As an IT professional, are you pleased with your pay? If not, do you have the skills to move up or to another area of enterprise IT? What are the hottest IT jobs right now?
Attempting to address these questions, the change management software vendor Evolven recently aggregated some IT salary surveys from various publications. The picture that emerges from this compendium of results is informative and perhaps surprising.
About pay, most IT pros are seeing flat or slightly improved compensation. Though budgets remain tight, there is a glimmer of optimism about economic conditions overall. For instance, in its survey of 19,798 technology workers, the career site Dice reports that roughly half received a salary increase this year, albeit a very small one (less than 1 percent). Dice also notes, however, that starting salaries for technology workers have dropped overall.
Pay improves with rank, skill level, and employer size. The findings by Dice include the following:
Technology professionals on average earned $88,075 working for companies in excess of 5,000 employees, while the smallest companies (50 or fewer employees) paid on average $69,658 to their technology workers.
As to rank, a survey of 5,000 IT workers by Computerworld shows that in 2011, CIOs earned an average base pay of $161,509 and an average bonus of $29,469, for total compensation of $190,978 -- an increase of 2.8 percent over the figures for 2010. (Note that the CIO salaries reported in all of the surveys cited here ranged significantly from just less than $140,000 to more than $200,000.)
These results echo an InformationWeek survey of 1,441 IT professionals, which shows that CIOs, CTOs, and IT VPs saw small salary increases as well in 2011. For the 433 CIOs who responded to the survey, a median annual base salary of $142,000 was reported, compared with $140,000 in 2010. For the 353 CTOs responding, the median annual salary of $120,000 was flat year over year, and 655 VPs of IT reported a median base salary of $140,000 for 2011, compared to $139,000 for 2010.
What about skills? Networking and systems engineering, security, software development, data warehousing and business intelligence, and analytics rank high.
According to the career firm Robert Half's survey of "thousands" of IT staffers, network architects can earn nearly as much as CIOs: In 2012, the average salary range in the US for that job is $95,500 to $137,000, while CIO pay starts at $139,750.
According to the Robert Half survey, network administrators and database managers are the IT workers most in demand.
These trends are no surprise. As Internet Evolution contributor Mary E. Shacklett has noted, network systems and data communications analysts have been in demand for a while. And
network security certifications are increasing the value of IT candidates in the eyes of prospective employers.
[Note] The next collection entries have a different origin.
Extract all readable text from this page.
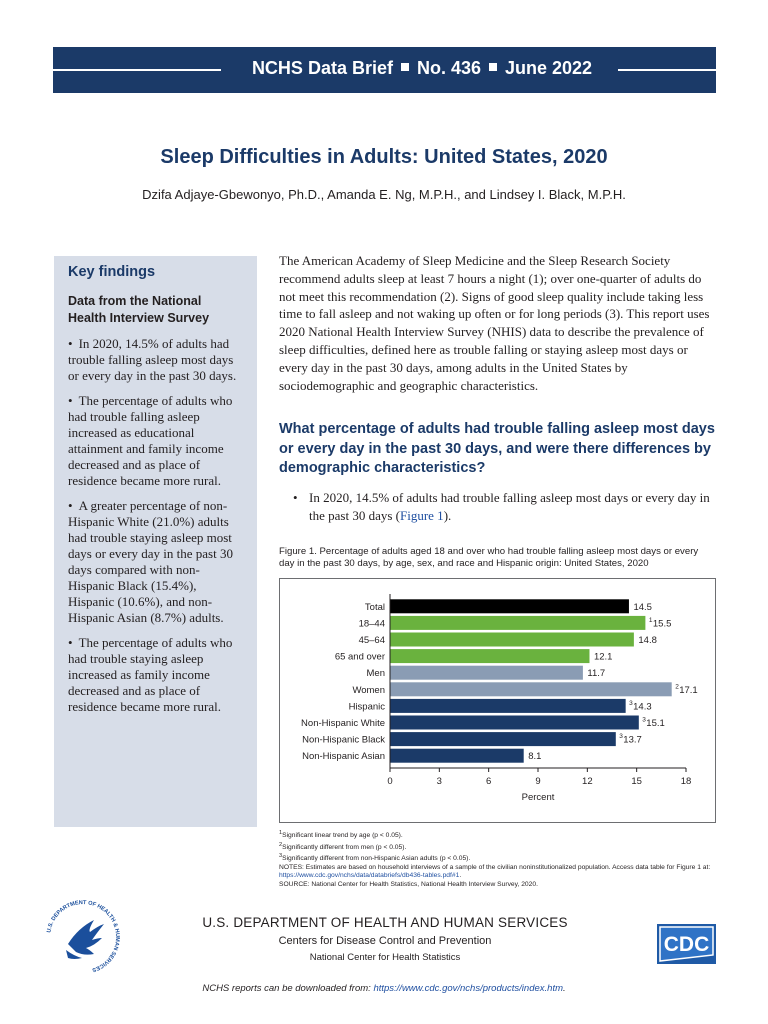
NCHS Data Brief No. 436 June 2022
Sleep Difficulties in Adults: United States, 2020
Dzifa Adjaye-Gbewonyo, Ph.D., Amanda E. Ng, M.P.H., and Lindsey I. Black, M.P.H.
Key findings
Data from the National Health Interview Survey
• In 2020, 14.5% of adults had trouble falling asleep most days or every day in the past 30 days.
• The percentage of adults who had trouble falling asleep increased as educational attainment and family income decreased and as place of residence became more rural.
• A greater percentage of non-Hispanic White (21.0%) adults had trouble staying asleep most days or every day in the past 30 days compared with non-Hispanic Black (15.4%), Hispanic (10.6%), and non-Hispanic Asian (8.7%) adults.
• The percentage of adults who had trouble staying asleep increased as family income decreased and as place of residence became more rural.
The American Academy of Sleep Medicine and the Sleep Research Society recommend adults sleep at least 7 hours a night (1); over one-quarter of adults do not meet this recommendation (2). Signs of good sleep quality include taking less time to fall asleep and not waking up often or for long periods (3). This report uses 2020 National Health Interview Survey (NHIS) data to describe the prevalence of sleep difficulties, defined here as trouble falling or staying asleep most days or every day in the past 30 days, among adults in the United States by sociodemographic and geographic characteristics.
What percentage of adults had trouble falling asleep most days or every day in the past 30 days, and were there differences by demographic characteristics?
• In 2020, 14.5% of adults had trouble falling asleep most days or every day in the past 30 days (Figure 1).
Figure 1. Percentage of adults aged 18 and over who had trouble falling asleep most days or every day in the past 30 days, by age, sex, and race and Hispanic origin: United States, 2020
Total	14.5
18–44	1 15.5
45–64	14.8
65 and over	12.1
Men	11.7
Women	2 17.1
Hispanic	3 14.3
Non-Hispanic White	3 15.1
Non-Hispanic Black	3 13.7
Non-Hispanic Asian	8.1
0	3	6	9	12	15	18
Percent
$^1$Significant linear trend by age (p < 0.05).
$^2$Significantly different from men (p < 0.05).
$^3$Significantly different from non-Hispanic Asian adults (p < 0.05).
NOTES: Estimates are based on household interviews of a sample of the civilian noninstitutionalized population. Access data table for Figure 1 at: https://www.cdc.gov/nchs/data/databriefs/db436-tables.pdf#1.
SOURCE: National Center for Health Statistics, National Health Interview Survey, 2020.
U.S. DEPARTMENT OF HEALTH & HUMAN SERVICES
U.S. DEPARTMENT OF HEALTH AND HUMAN SERVICES
Centers for Disease Control and Prevention
National Center for Health Statistics
CDC
NCHS reports can be downloaded from: https://www.cdc.gov/nchs/products/index.htm.
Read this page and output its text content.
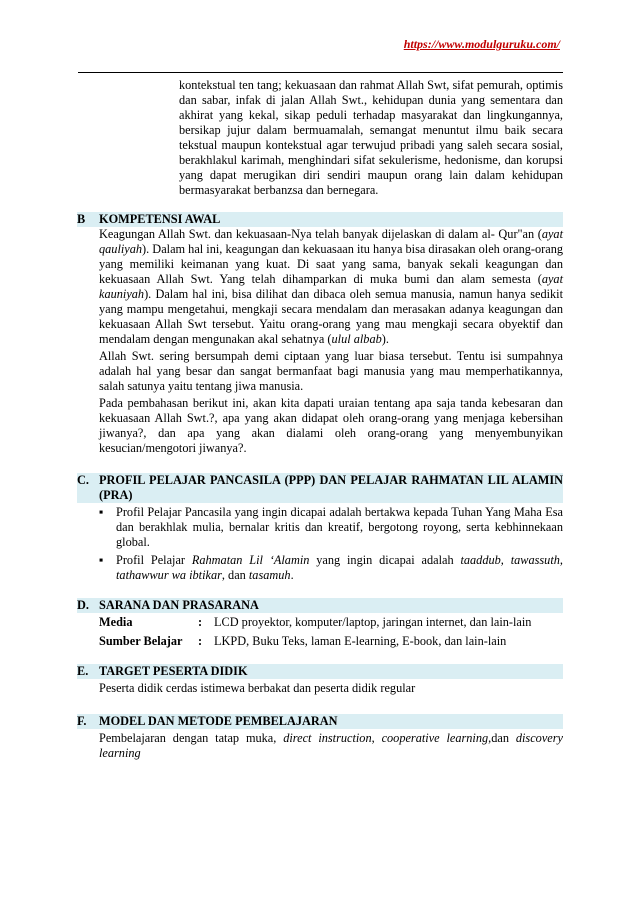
https://www.modulguruku.com/

kontekstual ten tang; kekuasaan dan rahmat Allah Swt, sifat pemurah, optimis dan sabar, infak di jalan Allah Swt., kehidupan dunia yang sementara dan akhirat yang kekal, sikap peduli terhadap masyarakat dan lingkungannya, bersikap jujur dalam bermuamalah, semangat menuntut ilmu baik secara tekstual maupun kontekstual agar terwujud pribadi yang saleh secara sosial, berakhlakul karimah, menghindari sifat sekulerisme, hedonisme, dan korupsi yang dapat merugikan diri sendiri maupun orang lain dalam kehidupan bermasyarakat berbanzsa dan bernegara.

B	KOMPETENSI AWAL

Keagungan Allah Swt. dan kekuasaan-Nya telah banyak dijelaskan di dalam al- Qur"an (ayat qauliyah). Dalam hal ini, keagungan dan kekuasaan itu hanya bisa dirasakan oleh orang-orang yang memiliki keimanan yang kuat. Di saat yang sama, banyak sekali keagungan dan kekuasaan Allah Swt. Yang telah dihamparkan di muka bumi dan alam semesta (ayat kauniyah). Dalam hal ini, bisa dilihat dan dibaca oleh semua manusia, namun hanya sedikit yang mampu mengetahui, mengkaji secara mendalam dan merasakan adanya keagungan dan kekuasaan Allah Swt tersebut. Yaitu orang-orang yang mau mengkaji secara obyektif dan mendalam dengan mengunakan akal sehatnya (ulul albab).

Allah Swt. sering bersumpah demi ciptaan yang luar biasa tersebut. Tentu isi sumpahnya adalah hal yang besar dan sangat bermanfaat bagi manusia yang mau memperhatikannya, salah satunya yaitu tentang jiwa manusia.

Pada pembahasan berikut ini, akan kita dapati uraian tentang apa saja tanda kebesaran dan kekuasaan Allah Swt.?, apa yang akan didapat oleh orang-orang yang menjaga kebersihan jiwanya?, dan apa yang akan dialami oleh orang-orang yang menyembunyikan kesucian/mengotori jiwanya?.

C. PROFIL PELAJAR PANCASILA (PPP) DAN PELAJAR RAHMATAN LIL ALAMIN (PRA)
▪ Profil Pelajar Pancasila yang ingin dicapai adalah bertakwa kepada Tuhan Yang Maha Esa dan berakhlak mulia, bernalar kritis dan kreatif, bergotong royong, serta kebhinnekaan global.
▪ Profil Pelajar Rahmatan Lil ‘Alamin yang ingin dicapai adalah taaddub, tawassuth, tathawwur wa ibtikar, dan tasamuh.
D. SARANA DAN PRASARANA
Media	: LCD proyektor, komputer/laptop, jaringan internet, dan lain-lain
Sumber Belajar	: LKPD, Buku Teks, laman E-learning, E-book, dan lain-lain
E. TARGET PESERTA DIDIK

Peserta didik cerdas istimewa berbakat dan peserta didik regular

F.	MODEL DAN METODE PEMBELAJARAN

Pembelajaran dengan tatap muka, direct instruction, cooperative learning,dan discovery learning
Additionally, employers are looking for specific networking and security skills among technicians and developers, as noted by Robert Half:
Table 1: IT Certifications in Greatest Demand
|Cisco certifications – Cisco Certified Network Associate (CCNA) and Cisco Certified Internetwork Expert (CCIE)
|Linus certifications – Red Hat Certified Engineer (RHCE)
|Microsoft certifications – Microsoft Certified IT Professional (MCITP), Microsoft Certified Systems Engineer (MCSE), Microsoft Certified Technology Specialist (MCTS) and Microsoft Certified Professional Developer (MCPF)
|Project management certifications – Project Management Professional (PMP)
|Security certifications – Certified Information Systems Security Professional (CISSP), Check Point Certified Security Administrator (CCSA), and Check Point Certified Security Expert (CCSE)
|VMware certification – Vmware Certified Professional (VCP)
All of these trends should be good news to IT professionals. There is still great demand for skilled IT work, and though the economy continues to wobble, there are what Dice calls "glimmers of business recovery" on the horizon.